In orange zones, houses of worship can operate at 33% capacity with a maximum of 25 people, and at 50% capacity in yellow zones.
New York City data shows that there have been significant spikes in Borough Park which has had a COVID-19 infection rate of 231 per 100,000 population over the last four weeks and which has a large ultra-Orthodox and hassidic community.
Another spike has been observed in Far Rockaway in Queens, which also has a large ultra-Orthodox community.
Both Borough Park and Far Rockaway are included in the new red zones.
The infection rate in Kiryas Yoel in Orange County has spiked to a huge 27% positive test rate; Cuomo pointed to red zone infection areas around Monsey and New Square, all of which have very large hassidic communities.
The governor also highlighted large crowds at concerts, bars and college parties in recent weeks which he said were partially the cause of the recent increases in New York COVID infections, as were mass gatherings of ultra-Orthodox Jews for a second time this week.
“One of the prime places of mass gatherings are houses of worship,” Cuomo said during a press conference on Tuesday, noting that colleges, and “miscellaneous foolish behavior in bars and outdoor venues” have also contributed to the recent spike in infections in the state.
He said he spoke with ultra-Orthodox Jewish leaders earlier in the day, and had “asked for them to work with me to follow these guidelines and it was positively received.” He went on to cite the principle in Jewish law that many religious practices can be overridden to save lives.
“In Jewish teaching one of the most precious principles is saving a life… the Torah speaks about certain religious obligations that can be excused if you’re going to save a life,” he said.
“This is about saving a life.

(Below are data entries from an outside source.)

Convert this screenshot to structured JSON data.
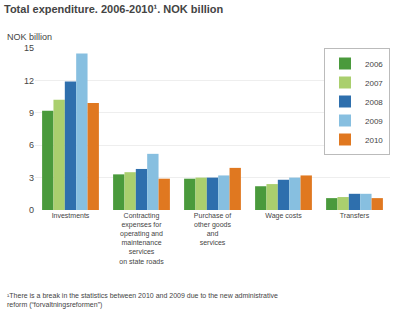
{
  "chart_data": {
    "type": "bar",
    "title": "Total expenditure. 2006-2010¹. NOK billion",
    "ylabel": "NOK billion",
    "annotations": [
      "¹There is a break in the statistics between 2010 and 2009 due to the new administrative\nreform (“forvaltningsreformen”)"
    ],
    "categories": [
      "Investments",
      "Contracting\nexpenses for\noperating and\nmaintenance\nservices\non state roads",
      "Purchase of\nother goods\nand\nservices",
      "Wage costs",
      "Transfers"
    ],
    "series": [
      {
        "name": "2006",
        "color": "#4a9a3c",
        "values": [
          9.2,
          3.3,
          2.9,
          2.2,
          1.1
        ]
      },
      {
        "name": "2007",
        "color": "#aacf6e",
        "values": [
          10.2,
          3.5,
          3.0,
          2.4,
          1.2
        ]
      },
      {
        "name": "2008",
        "color": "#2e6fad",
        "values": [
          11.9,
          3.8,
          3.0,
          2.8,
          1.5
        ]
      },
      {
        "name": "2009",
        "color": "#87bfe0",
        "values": [
          14.5,
          5.2,
          3.2,
          3.0,
          1.5
        ]
      },
      {
        "name": "2010",
        "color": "#e07820",
        "values": [
          9.9,
          2.9,
          3.9,
          3.2,
          1.1
        ]
      }
    ],
    "ylim": [
      0,
      15
    ],
    "yticks": [
      0,
      3,
      6,
      9,
      12,
      15
    ],
    "grid": true,
    "legend": "upper right"
  }
}
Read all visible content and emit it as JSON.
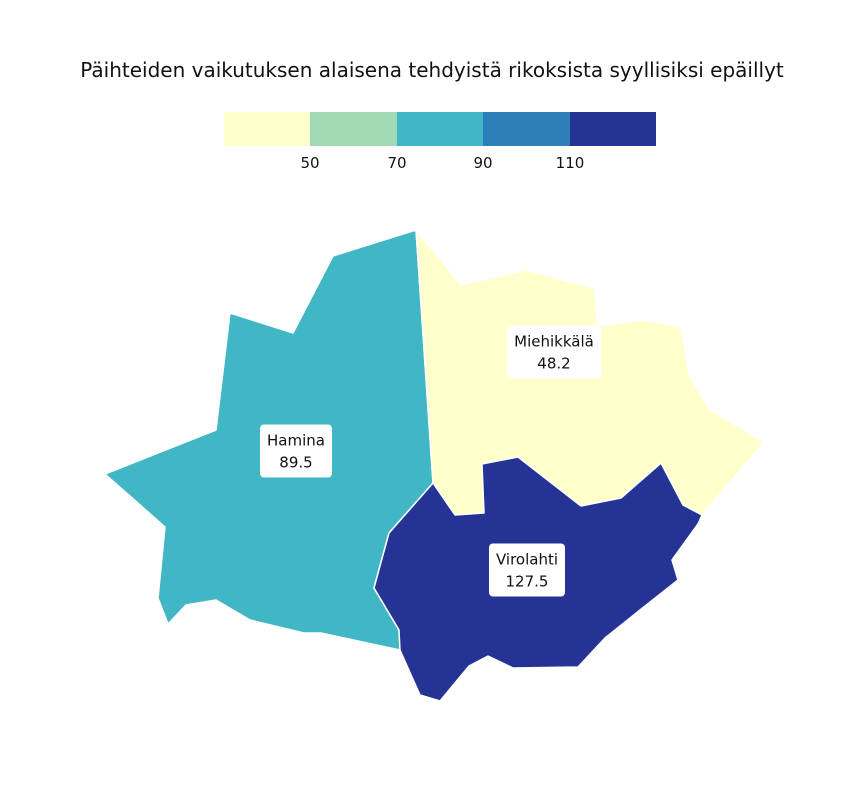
{
  "title": "Päihteiden vaikutuksen alaisena tehdyistä rikoksista syyllisiksi epäillyt",
  "legend": {
    "colors": [
      "#ffffcc",
      "#a1dab4",
      "#41b6c4",
      "#2c7fb8",
      "#253494"
    ],
    "ticks": [
      "50",
      "70",
      "90",
      "110"
    ]
  },
  "regions": [
    {
      "name": "Hamina",
      "value": "89.5",
      "color": "#41b6c4"
    },
    {
      "name": "Miehikkälä",
      "value": "48.2",
      "color": "#ffffcc"
    },
    {
      "name": "Virolahti",
      "value": "127.5",
      "color": "#253494"
    }
  ]
}
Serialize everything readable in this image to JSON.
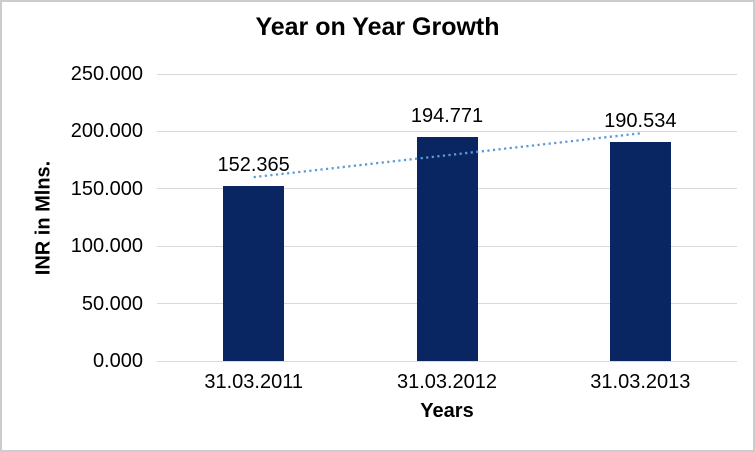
{
  "chart_data": {
    "type": "bar",
    "title": "Year on Year Growth",
    "xlabel": "Years",
    "ylabel": "INR in Mlns.",
    "categories": [
      "31.03.2011",
      "31.03.2012",
      "31.03.2013"
    ],
    "values": [
      152.365,
      194.771,
      190.534
    ],
    "value_labels": [
      "152.365",
      "194.771",
      "190.534"
    ],
    "ylim": [
      0,
      250
    ],
    "yticks": [
      250,
      200,
      150,
      100,
      50,
      0
    ],
    "ytick_labels": [
      "250.000",
      "200.000",
      "150.000",
      "100.000",
      "50.000",
      "0.000"
    ],
    "grid": true,
    "legend": false,
    "trendline": {
      "style": "dotted",
      "fit": "linear",
      "color": "#5b9bd5"
    },
    "colors": {
      "bar": "#0a2662",
      "trendline": "#5b9bd5",
      "gridline": "#d9d9d9",
      "text": "#000000",
      "frame_border": "#cbcccd"
    }
  }
}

No large gatherings in synagogues – to save a life.”
Agudath Yisrael rejected Cuomo’s plan, saying he had not discussed it with them in his conversation with Jewish leaders, and noted that legal challenges during the first wave of infections that had been brought against restrictions on houses of worship had been successful.
Tuesday evening saw mass protests by members of the ultra-Orthodox community against the new regulations, with huge crowds gathering in Borough Park without masks and in defiance of those regulations.
Thousands of ultra-Orthodox protesters took part in the demonstrations; at least one fire was set and masks were burned.
A Jewish individual who sought to photograph and document the mass violation of the new regulations was severely beaten by some protesters and had to be hospitalized.
Video footage of him being harassed and apparently beaten was published by The New York Post.
Also on Wednesday, evidence emerged that the Satmar community in Kiryas Yoel and other parts of New York State do not intend to abide by the new regulations for the upcoming Simchat Torah holiday that takes place on Friday night and Saturday.
The ultra-Orthodox Israeli reporter Yisrael Cohen published an image of a leaflet on Twitter written in the name of Rabbi Aharon Teitelbaum, the grand rabbi of one branch of the Satmar hassidic sect, in which it was written that the traditional, mass celebrations which take place on Simchat Torah will go ahead as usual.
“I take responsibility that anyone who comes to rejoice with the Torah will not be harmed and will not fall ill,” said the grand rabbi, who himself contracted COVID-19 in New York’s first wave, along with his wife and brother who had severe cases of the disease.